Ferdaous, un prénom, une femme isolée dans un coin sombre d’une cellule de la prison des Ponts, au Caire et qui, à la veille de mourir « refuse les autres ». Un peu comme une évasion en trois mots. Son avocate dira : « Qu’elle ait tué ou non, elle est innocente ».
Tout commence par la loterie universelle : elle naît fille, dans une famille pauvre et dans l’Égypte d’après-guerre. Elle est déjà condamnée, vouée à l’obéissance, à la soumission devant ces hommes qui lui feront tant de mal.

Annonce

D’abord le père : un tyran domestique, battant sa femme et son enfant. Un père qui mange en premier, en ne laissant rien.
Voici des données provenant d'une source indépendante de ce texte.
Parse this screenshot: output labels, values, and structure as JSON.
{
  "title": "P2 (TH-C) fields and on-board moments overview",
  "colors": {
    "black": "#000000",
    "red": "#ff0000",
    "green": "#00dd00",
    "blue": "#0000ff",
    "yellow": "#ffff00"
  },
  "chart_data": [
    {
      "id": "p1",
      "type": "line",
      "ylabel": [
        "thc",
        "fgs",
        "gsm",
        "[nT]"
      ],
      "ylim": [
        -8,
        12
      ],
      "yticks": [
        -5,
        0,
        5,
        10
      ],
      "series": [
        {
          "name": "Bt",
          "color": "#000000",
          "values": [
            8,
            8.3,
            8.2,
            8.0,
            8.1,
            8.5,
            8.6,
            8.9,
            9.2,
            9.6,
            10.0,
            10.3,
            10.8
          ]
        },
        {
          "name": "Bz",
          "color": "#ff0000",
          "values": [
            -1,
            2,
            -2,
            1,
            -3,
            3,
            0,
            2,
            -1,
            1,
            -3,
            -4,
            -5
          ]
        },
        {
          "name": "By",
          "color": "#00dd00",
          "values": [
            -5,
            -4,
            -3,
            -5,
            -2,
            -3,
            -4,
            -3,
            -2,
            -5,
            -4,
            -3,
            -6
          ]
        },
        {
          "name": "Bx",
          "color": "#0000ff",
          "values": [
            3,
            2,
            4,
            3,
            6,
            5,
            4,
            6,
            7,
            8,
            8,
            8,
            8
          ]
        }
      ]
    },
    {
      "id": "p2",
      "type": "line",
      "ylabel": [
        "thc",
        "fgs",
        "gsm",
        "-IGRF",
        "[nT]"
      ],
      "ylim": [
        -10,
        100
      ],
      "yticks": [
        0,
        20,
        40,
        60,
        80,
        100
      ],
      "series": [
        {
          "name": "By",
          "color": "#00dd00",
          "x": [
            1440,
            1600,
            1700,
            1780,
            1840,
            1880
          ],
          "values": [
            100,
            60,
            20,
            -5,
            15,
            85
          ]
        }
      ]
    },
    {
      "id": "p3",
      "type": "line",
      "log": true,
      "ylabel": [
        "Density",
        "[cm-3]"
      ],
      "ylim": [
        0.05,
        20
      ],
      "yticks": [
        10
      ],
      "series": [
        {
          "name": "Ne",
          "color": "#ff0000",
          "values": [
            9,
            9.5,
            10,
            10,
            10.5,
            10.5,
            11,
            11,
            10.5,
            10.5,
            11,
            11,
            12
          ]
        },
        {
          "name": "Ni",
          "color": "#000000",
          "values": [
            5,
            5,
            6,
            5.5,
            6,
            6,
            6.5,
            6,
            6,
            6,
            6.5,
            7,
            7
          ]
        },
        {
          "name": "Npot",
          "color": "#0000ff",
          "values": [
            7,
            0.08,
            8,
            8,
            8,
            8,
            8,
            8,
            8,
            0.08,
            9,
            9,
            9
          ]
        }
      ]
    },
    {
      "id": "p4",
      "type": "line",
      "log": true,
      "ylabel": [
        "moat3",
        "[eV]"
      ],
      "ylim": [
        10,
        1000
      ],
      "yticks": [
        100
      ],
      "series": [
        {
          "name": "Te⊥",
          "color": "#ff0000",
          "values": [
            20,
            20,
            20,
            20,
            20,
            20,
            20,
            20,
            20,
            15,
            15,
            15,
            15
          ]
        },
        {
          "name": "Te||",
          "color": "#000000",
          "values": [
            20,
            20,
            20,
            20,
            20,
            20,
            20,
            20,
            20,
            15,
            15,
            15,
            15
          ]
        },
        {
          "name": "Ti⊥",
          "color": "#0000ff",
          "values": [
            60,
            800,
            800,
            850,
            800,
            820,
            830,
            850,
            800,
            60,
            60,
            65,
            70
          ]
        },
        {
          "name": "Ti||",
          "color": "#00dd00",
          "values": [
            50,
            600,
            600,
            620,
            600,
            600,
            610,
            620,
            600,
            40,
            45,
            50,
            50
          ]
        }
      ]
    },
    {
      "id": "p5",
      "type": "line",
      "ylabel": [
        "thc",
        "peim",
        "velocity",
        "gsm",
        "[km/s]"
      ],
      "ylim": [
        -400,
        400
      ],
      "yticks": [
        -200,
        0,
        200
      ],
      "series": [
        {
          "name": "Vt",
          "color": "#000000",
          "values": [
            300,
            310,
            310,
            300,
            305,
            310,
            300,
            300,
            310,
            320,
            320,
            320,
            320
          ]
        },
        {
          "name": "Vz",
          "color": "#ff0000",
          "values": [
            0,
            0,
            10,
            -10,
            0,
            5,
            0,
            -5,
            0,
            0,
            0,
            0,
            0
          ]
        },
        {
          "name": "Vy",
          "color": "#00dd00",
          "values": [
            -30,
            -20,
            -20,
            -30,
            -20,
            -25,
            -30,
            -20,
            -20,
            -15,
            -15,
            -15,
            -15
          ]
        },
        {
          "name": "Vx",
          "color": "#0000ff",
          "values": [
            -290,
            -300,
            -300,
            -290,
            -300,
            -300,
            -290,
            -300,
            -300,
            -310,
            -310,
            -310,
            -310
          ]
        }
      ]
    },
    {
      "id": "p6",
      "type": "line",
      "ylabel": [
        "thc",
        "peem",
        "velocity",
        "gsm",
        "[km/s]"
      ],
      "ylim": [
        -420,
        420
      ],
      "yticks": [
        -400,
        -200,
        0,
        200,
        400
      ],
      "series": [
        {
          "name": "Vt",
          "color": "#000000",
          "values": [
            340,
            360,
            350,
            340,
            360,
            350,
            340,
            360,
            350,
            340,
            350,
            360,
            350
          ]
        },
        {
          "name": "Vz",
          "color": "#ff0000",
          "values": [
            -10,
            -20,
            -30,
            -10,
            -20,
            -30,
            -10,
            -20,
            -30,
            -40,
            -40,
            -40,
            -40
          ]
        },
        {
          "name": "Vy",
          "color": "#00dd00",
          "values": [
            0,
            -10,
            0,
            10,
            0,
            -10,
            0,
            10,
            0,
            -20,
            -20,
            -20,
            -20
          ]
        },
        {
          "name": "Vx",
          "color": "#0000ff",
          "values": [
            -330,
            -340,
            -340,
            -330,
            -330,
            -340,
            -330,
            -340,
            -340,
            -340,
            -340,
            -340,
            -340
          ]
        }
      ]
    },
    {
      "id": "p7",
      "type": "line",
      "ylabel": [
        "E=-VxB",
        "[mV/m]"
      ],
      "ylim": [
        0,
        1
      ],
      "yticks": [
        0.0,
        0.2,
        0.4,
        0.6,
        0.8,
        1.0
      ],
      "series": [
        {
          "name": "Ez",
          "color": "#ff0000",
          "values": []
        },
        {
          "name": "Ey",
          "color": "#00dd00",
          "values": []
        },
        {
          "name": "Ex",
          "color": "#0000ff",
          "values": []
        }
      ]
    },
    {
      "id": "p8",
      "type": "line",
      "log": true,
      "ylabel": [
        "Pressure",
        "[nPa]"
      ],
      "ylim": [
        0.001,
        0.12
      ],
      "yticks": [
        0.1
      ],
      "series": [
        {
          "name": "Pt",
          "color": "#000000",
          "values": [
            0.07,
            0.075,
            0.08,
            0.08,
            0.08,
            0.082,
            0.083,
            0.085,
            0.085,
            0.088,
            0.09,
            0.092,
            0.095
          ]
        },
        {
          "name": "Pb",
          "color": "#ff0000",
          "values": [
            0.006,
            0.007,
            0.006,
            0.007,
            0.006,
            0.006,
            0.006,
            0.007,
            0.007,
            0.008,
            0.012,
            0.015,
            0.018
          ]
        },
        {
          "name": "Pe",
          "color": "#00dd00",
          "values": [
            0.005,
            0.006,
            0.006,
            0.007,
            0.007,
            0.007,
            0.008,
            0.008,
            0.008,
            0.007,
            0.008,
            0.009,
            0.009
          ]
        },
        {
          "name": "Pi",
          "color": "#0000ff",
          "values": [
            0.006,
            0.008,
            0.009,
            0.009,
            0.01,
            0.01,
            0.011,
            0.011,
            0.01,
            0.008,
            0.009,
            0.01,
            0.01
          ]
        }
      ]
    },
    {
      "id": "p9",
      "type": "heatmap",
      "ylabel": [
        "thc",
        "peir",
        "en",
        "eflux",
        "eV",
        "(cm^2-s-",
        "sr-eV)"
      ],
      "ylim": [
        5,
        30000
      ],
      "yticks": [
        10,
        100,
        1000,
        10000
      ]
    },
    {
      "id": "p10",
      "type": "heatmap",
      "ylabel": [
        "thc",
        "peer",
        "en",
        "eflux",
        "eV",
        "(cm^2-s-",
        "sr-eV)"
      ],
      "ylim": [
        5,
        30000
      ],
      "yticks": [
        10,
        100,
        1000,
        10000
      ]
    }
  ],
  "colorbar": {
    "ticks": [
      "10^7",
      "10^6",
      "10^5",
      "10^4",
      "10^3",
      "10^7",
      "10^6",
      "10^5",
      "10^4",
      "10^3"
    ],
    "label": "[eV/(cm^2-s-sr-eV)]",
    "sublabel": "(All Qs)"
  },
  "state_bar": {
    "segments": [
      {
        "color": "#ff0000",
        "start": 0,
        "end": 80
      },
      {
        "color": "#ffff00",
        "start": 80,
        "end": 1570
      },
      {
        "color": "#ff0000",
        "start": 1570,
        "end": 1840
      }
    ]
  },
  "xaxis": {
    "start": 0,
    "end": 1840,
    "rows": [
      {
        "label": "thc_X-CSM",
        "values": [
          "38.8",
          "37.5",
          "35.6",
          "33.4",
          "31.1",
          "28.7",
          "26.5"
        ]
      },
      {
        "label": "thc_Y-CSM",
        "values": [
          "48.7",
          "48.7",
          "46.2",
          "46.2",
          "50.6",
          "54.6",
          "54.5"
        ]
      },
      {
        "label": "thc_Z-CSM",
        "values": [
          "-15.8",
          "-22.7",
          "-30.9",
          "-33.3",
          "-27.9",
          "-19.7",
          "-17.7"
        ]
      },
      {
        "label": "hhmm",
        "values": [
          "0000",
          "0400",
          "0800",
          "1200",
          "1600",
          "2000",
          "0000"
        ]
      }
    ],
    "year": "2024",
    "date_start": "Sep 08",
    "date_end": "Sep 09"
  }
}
Puis il y a la mère : invisible, soumise, silencieuse.
Enfin l’oncle… Le gentil, le compréhensif, l’obséquieux, qui n’hésitera pas une seconde à « caresser» (ce sont les mots de Ferdaous) le corps et le sexe de sa nièce de neuf ans. Comme si l’inceste était pour cet homme, la démonstration et la douceur de l’amour…
Pourtant Ferdaous les aime. Elle obéit, ignorante de l’extérieur. Elle commence sa vie en enfer, sans avoir encore conscience des flammes.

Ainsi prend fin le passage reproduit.